It was unanticipated that the semantic composite would be the greatest predictor of performance on written discourse (i.e., paragraph) comprehension because discourse processing is known to rely on a number of cognitive and linguistic variables (Meteyard, Bruce, Edmundson, & Oakhill, 2015; Peach & Coelho, 2016; Webster, Morris, Howard, & Garraffa, 2018). It is feasible this finding is a reflection of the selected paragraph stimuli. One of the tasks (Reading Comprehension Battery for Aphasia 7; LaPointe & Horner, 1984) involved participants pointing to a picture that corresponded with highly imageable, content words in the paragraph. Therefore, to successfully complete this task, one only needed to match a word or two from the story with one of the picture choices. The other paragraph tasks (Reading Comprehension Battery for Aphasia 8 and 9) involved pointing to one of three printed words to complete a sentence. Half of the correct words were found directly in the paragraph, and therefore one only needed to match two words (the word in the story and the word listed as an answer choice) to arrive at the correct answer. Therefore, some participants may have relied solely on orthographic–semantic connections to complete the task, instead of reading the entire passage. In fact, some participants anecdotally reported they were searching for familiar words, which is similar to some of the participants in a study by Knollman-Porter et al. (2015), who reported they opted to skim text for key words they knew they could comprehend.

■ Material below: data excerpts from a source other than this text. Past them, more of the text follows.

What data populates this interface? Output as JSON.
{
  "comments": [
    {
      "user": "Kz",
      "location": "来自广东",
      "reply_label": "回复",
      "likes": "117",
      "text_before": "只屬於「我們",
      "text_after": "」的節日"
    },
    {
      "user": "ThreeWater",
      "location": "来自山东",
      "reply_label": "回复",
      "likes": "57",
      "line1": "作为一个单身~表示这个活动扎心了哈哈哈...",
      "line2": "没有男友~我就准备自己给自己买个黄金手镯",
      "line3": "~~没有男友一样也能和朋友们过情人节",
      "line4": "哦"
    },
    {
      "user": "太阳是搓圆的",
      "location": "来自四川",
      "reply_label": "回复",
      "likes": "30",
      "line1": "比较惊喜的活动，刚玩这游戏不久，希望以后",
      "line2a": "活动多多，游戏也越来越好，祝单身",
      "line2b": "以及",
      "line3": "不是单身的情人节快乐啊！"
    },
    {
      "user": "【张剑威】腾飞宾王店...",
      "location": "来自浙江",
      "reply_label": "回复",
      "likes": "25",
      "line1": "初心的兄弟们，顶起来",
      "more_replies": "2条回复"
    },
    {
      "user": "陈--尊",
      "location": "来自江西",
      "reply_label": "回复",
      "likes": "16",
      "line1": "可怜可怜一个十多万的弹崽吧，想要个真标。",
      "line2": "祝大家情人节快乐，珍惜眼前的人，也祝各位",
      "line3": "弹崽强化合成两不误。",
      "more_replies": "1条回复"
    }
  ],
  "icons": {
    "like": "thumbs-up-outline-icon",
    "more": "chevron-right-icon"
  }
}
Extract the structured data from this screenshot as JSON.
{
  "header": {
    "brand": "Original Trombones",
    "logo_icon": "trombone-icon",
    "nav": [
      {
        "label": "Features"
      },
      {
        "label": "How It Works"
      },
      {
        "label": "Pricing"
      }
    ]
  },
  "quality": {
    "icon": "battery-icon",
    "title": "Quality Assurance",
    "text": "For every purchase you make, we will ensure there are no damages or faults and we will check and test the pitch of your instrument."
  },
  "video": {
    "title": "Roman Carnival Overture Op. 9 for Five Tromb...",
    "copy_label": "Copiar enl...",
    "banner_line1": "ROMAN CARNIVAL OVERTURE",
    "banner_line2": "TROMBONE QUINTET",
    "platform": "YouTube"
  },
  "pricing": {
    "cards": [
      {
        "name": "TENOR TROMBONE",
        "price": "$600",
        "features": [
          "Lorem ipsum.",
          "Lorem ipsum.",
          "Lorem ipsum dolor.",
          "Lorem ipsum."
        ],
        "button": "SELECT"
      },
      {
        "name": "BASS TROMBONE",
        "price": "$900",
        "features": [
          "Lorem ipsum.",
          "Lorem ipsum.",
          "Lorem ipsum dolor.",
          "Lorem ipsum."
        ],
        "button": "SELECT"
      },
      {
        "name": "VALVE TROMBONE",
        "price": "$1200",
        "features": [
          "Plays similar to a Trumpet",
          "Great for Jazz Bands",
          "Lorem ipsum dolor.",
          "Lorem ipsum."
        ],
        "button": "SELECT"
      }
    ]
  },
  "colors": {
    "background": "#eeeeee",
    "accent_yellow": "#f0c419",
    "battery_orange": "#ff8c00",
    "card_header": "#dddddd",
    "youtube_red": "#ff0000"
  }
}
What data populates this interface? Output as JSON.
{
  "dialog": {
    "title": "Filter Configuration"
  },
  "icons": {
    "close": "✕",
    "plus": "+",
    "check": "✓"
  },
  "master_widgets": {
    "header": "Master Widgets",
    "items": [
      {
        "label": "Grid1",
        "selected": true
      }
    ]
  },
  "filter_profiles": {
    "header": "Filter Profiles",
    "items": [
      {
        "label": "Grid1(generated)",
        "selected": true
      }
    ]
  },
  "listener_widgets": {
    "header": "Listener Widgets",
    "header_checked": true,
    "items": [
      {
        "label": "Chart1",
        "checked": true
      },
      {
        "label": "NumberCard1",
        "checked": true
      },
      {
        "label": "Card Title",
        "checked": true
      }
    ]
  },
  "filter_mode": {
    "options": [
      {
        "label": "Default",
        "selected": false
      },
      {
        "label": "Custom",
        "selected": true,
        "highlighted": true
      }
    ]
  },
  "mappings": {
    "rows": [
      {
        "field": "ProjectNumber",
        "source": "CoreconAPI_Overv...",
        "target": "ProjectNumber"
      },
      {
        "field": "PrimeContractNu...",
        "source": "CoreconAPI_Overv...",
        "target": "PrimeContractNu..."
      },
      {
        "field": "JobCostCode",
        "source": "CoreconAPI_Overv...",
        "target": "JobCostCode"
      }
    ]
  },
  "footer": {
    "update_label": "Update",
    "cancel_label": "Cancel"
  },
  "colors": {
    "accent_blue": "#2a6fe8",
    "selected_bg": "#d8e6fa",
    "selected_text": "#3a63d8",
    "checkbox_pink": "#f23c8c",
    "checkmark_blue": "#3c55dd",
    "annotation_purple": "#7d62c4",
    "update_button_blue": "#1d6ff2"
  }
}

Syntactic Influence on Silent Reading Comprehension
Non-orthographic syntactic performance was significantly related to reading comprehension. The syntactic tasks showed the highest correlations with sentence-level reading comprehension, compared with single-word and paragraph reading comprehension. Furthermore, the regression results revealed syntactic performance was uniquely predictive of written sentence comprehension. These findings support the notion that shared syntactic processing supports comprehension of both spoken and written sentences and provides initial evidence that the PSH may extend beyond single-word processing.
In addition to sentence-level reading, syntax was anticipated to be uniquely predictive of paragraph comprehension; however, this relationship was nonsignificant. This unexpected result might reflect the nature of the items on the reading measures, as previously mentioned. The isolated sentences comprising the sentence-level reading tests were complex and lacking pragmatic context (e.g., “The dancer is painted by the policeman”; “The carpet the cat is on is green”), which likely engaged syntactic knowledge to a greater degree than the paragraphs that contained simpler, pragmatically contextualized sentences. One could argue that PWA may have been able to recognize individual content words and gather some context when reading the paragraphs, which could have minimized the role of syntax in paragraph reading.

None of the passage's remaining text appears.